Diese Kirche war, wie gewöhnlich, zunächst Christo und der Jungfrau Maria, dann, nach der Mutter-Domkirche zu Schwerin, dem Evangelisten Johannes, und endlich im Besondern der Heil. Elisabeth geweiht. Aus dieser Dedication scheint hervorzugehen, daß die Elisabethkirche vor der Stadt die älteste zu Bützow war, durch die Vollendung der Collegiatkirche unterging, dieser ihren Namen überließ und selbst einem Hospistale Platz machte.

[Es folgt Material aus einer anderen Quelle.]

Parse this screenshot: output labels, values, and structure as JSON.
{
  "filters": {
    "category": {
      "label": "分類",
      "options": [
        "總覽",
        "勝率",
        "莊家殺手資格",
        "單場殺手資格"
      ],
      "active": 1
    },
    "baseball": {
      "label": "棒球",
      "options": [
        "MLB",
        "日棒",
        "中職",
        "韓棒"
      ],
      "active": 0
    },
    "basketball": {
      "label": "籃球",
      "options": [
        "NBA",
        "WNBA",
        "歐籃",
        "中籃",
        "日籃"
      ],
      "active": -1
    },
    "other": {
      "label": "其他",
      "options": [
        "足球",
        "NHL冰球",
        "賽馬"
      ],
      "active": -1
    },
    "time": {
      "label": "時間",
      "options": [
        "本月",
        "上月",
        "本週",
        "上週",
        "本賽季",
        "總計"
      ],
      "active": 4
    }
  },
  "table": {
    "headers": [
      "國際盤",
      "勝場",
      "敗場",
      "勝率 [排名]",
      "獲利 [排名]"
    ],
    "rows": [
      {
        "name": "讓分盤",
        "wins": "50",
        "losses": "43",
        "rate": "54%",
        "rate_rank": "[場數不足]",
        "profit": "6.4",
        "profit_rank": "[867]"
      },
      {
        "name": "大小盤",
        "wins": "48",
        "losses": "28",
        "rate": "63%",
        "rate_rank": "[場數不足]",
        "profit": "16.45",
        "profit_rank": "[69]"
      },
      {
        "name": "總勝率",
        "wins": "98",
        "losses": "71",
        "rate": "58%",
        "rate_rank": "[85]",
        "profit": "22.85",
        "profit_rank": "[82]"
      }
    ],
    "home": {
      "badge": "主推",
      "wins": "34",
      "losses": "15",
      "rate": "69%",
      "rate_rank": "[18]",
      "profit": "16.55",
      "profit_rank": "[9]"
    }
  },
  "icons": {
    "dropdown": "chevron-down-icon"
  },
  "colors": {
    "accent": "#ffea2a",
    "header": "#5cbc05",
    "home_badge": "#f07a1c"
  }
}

Das Kloster Rühn bei Bützow.

Die Stiftung eines Jungfrauenklosters zu oder bei Bützow, welche dem Bischofe Berno für die Überlassung des Landes Bützow schon frühe zur Bedingung gemacht war, unterblieb auch nicht, wenn das Kloster auch nicht an der Stelle entstand, an welcher es angefangen war.

Die jungen Herren des Wendenlandes mahnten den Bischof Brunward wiederholt an die Erfüllung der Bedingung.

Da zögerte Brunward auch nicht länger und stiftete im Jahre 1233 in dem ganz nahe bei Bützow gelegenen Orte Rühn ein Nonnenkloster Cistercienser-Ordens, nach folgendem Urkunden-Auszuge:

„Brunwardi Bischoffs zu Zwerin Brieff, darin er berichtet, das sein vorfar Berno ein Nonnencloster in Buzhiowe angefangen, aber wegen einfalß der wenden vnd anderer vorhinderungen nicht volnbracht, derwegen er solchs zu Rune zu wercke gerichtet vnd daß Closter mit nachfolgenden dorffern vnd hebungen bewidmet oder dotiret hat, alß mit dem Dorfe Rune, Pyaceke, Nienhagen bey Rune, Brunit mit dem Hagen Altona, Duzcin mit dem langen Hagen, so von Duzcin gehet nach Glambeke werts. Gibt auch dem Closter die Banne in folgenden Kirchen, alß Nienkercken, Rezhecow, Curin, Duzcin, Warin, Chualiz, Bomgarde, Boytin, Tarnow, Parme, Satow, Lambrechtshagen bey Parkentin vnd nach Ern Herbordi tode so wol die Kirche zu Brunit alß derselben ban, die Kirche in Buxisiowe mit dem Banne vnd allem rechte, so er der Bischof daran gehabt vnd eine Parre von vier Dorffern alß Rune, Pyazeke, Wendischen Zhiarnyn, Hanßhagen. Acta sunt hec anno gratiae 1233. Indict 6. Datum in Buzhiowe 8 Idus Julii.“

Der Erzbischof Gerhard II. von Bremen gab zu dieser Stiftung seine Einwilligung, wahrscheinlich weil die Stiftung des Klosters ein fundationsmäßiger Akt der Stiftung des Bistums Schwerin war.

Daher gab auch das Dom-Capitel zu Schwerin im Jahr 1234 seine besondere Zustimmung.

Und endlich konfirmierte der Bischof Friederich von Schwerin im Jahre 1239 die gesamte Dotation des Klosters.